ERNs have also helped the EU respond to different crises in recent years, such as the COVID-19 pandemic and the Russian’s war of aggression against Ukraine. A framework has been put in place by the Commission for Ukrainian healthcare providers to seek advice from members of the European Reference Networks on Ukrainian rare or complex disease patients. Moreover, the ERNs undertake collaboration activities, capacity building and best practice sharing for competent Ukrainian authorities and healthcare units.

3. What are the main objectives and expectations for the ongoing grants?

The main objectives are to stabilise and further increase the opportunities that ERNs are creating for the treatment of patients. We also expect to explore future possibilities for better therapeutic and better care options, such as the use of artificial intelligence.

4. What are the main challenges to cross-border cooperation for rare diseases in Europe, and how do the ERN grants help to face these?

There are still some obstacles which hinder effective cross-border cooperation.
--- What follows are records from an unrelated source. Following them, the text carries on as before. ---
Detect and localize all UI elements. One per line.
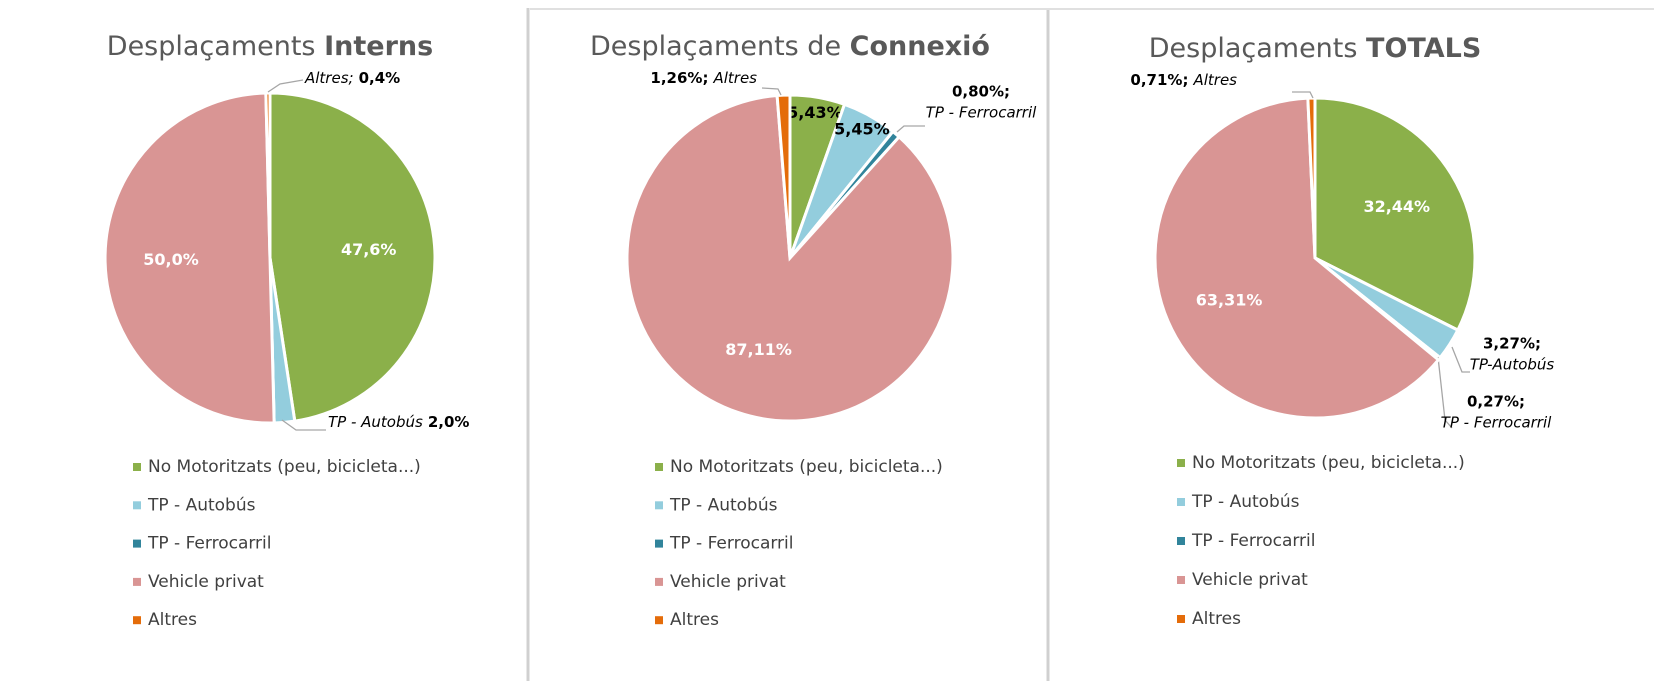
legend-label: TP - Autobús [669, 495, 778, 515]
legend-swatch [133, 501, 141, 510]
leader-line [761, 87, 782, 96]
data-label: 1,26%; [650, 69, 708, 87]
data-label: 47,6% [341, 240, 397, 259]
pie-slice [1306, 96, 1317, 259]
callout-label: Altres [712, 69, 757, 87]
leader-line [267, 79, 304, 93]
title-part: Connexió [850, 31, 990, 62]
legend-label: Vehicle privat [1192, 570, 1308, 590]
legend-swatch [133, 539, 141, 548]
legend-swatch [1177, 459, 1185, 467]
legend-swatch [1177, 615, 1185, 623]
data-label: 50,0% [143, 250, 199, 269]
chart-title: Desplaçaments de Connexió [590, 31, 990, 62]
pie-slice [775, 93, 792, 259]
data-label: 5,45% [834, 120, 890, 139]
legend-swatch [133, 463, 141, 471]
title-part: TOTALS [1366, 33, 1481, 64]
pie-slice [264, 91, 272, 259]
chart-title: Desplaçaments Interns [107, 31, 433, 62]
legend-label: No Motoritzats (peu, bicicleta...) [148, 457, 421, 477]
leader-line [896, 125, 925, 133]
legend-label: No Motoritzats (peu, bicicleta...) [670, 457, 943, 477]
pie-slice [268, 91, 437, 423]
legend-label: No Motoritzats (peu, bicicleta...) [1192, 453, 1465, 473]
legend-swatch [655, 501, 663, 510]
legend-label: TP - Autobús [1191, 492, 1300, 512]
chart-title: Desplaçaments TOTALS [1149, 33, 1482, 64]
pie-slice [103, 91, 276, 425]
data-label: 0,80%; [952, 83, 1010, 101]
callout-label: TP - Autobús [328, 413, 423, 431]
data-label: 87,11% [725, 340, 792, 359]
callout-label: TP-Autobús [1470, 356, 1555, 374]
legend-label: Altres [148, 610, 197, 630]
data-label: 0,27%; [1467, 393, 1525, 411]
leader-line [1437, 356, 1453, 429]
title-part: Desplaçaments [1149, 33, 1366, 64]
legend-swatch [655, 616, 663, 625]
leader-line [281, 419, 326, 431]
data-label: 63,31% [1196, 290, 1263, 309]
title-part: Desplaçaments [107, 31, 324, 62]
legend-swatch [133, 577, 141, 586]
callout: 1,26%; Altres [650, 69, 757, 87]
callout-label: Altres; [304, 69, 354, 87]
legend-swatch [655, 577, 663, 586]
legend-swatch [133, 616, 141, 625]
legend-label: Vehicle privat [148, 572, 264, 592]
pie-slice [1153, 96, 1441, 420]
legend-label: Altres [670, 610, 719, 630]
data-label: 2,0% [428, 413, 470, 431]
legend-swatch [1177, 537, 1185, 545]
legend-label: TP - Ferrocarril [669, 534, 793, 554]
legend-label: Vehicle privat [670, 572, 786, 592]
callout: TP - Autobús 2,0% [328, 413, 469, 431]
title-part: Interns [324, 31, 433, 62]
pie-slice [625, 93, 955, 423]
leader-line [1451, 346, 1470, 373]
pie-slice [1313, 96, 1477, 333]
callout-label: Altres [1192, 71, 1237, 89]
callout: 0,71%; Altres [1130, 71, 1237, 89]
data-label: 3,27%; [1483, 335, 1541, 353]
legend-label: TP - Autobús [147, 495, 256, 515]
legend-swatch [1177, 576, 1185, 584]
callout: Altres; 0,4% [304, 69, 400, 87]
legend-swatch [1177, 498, 1185, 506]
legend-label: TP - Ferrocarril [147, 534, 271, 554]
legend-label: Altres [1192, 609, 1241, 629]
callout-label: TP - Ferrocarril [926, 104, 1037, 122]
data-label: 5,43% [787, 103, 843, 122]
title-part: Desplaçaments de [590, 31, 850, 62]
data-label: 0,4% [359, 69, 401, 87]
callout-label: TP - Ferrocarril [1441, 414, 1552, 432]
legend-label: TP - Ferrocarril [1191, 531, 1315, 551]
data-label: 32,44% [1363, 197, 1430, 216]
legend-swatch [655, 463, 663, 471]
data-label: 0,71%; [1130, 71, 1188, 89]
leader-line [1292, 91, 1314, 99]
legend-swatch [655, 539, 663, 548]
To face these limits, the ERN coordinators’ group has recently set up specific working groups. At the same time, support to Ukrainian patients has given us a clear example that cross-border cooperation is working. ERNs are not only providing treatments to those patients in countries where they are not available, but are also training referral doctors in order to facilitate knowledge transfer and the implementation of new procedures.

For instance, my hospital, which is part of ERN BOND and is located in Italy, will operate on a patient from another country where the surgical expertise is not currently available. Surgeons from the clinical centre which referred the patient will participate in the surgery after following a specific training. This will allow them to repeat this therapeutic strategy in their home country.

5. How important is the support of EU funding for ERNs?

EU funding is essential: without this support, many of the activities I have mentioned would not be feasible. ERNs have received EU funding since their creation in 2017 and a direct grant of more than €77 million is covering their activities for the period 2023-2027.

There are ongoing actions aimed to raise awareness in EU countries of the importance of ERNs as a strategic initiative  to support rare diseases patients. This is one of the main objectives of the Joint Action on integration of ERNs into national healthcare systems (JARDIN). The support of the EU to ERNs, by facilitating interaction between EU countries, is essential for the existence of ERNs and for the rare disease community.

^{* Prevalence: the proportion of a particular population found to be affected by a medical condition at a specific time}

Background

European Reference Networks

HaDEA manages the 24 ERN grants running from 2023 to 2027 with a total EU contribution of €77.4 million. HaDEA also manages the Joint Action on integration of ERNs into national healthcare systems (JARDIN), for a total EU contribution of €15 million.

HaDEA has also managed the contract on the independent evaluation of ERNs: ERNs evaluation results report – Independent Evaluations of European Reference Networks and of Healthcare Providers – European Commission

EU4Health is the fourth and largest of the EU health programmes. The programme provides funding to national authorities, health organisations and other bodies through grants and public procurement, contributing to a healthier Europe.

HaDEA manages the vast majority of the total EU4Health budget and implements the programme by managing calls for proposals and tenders from 2021 to 2027.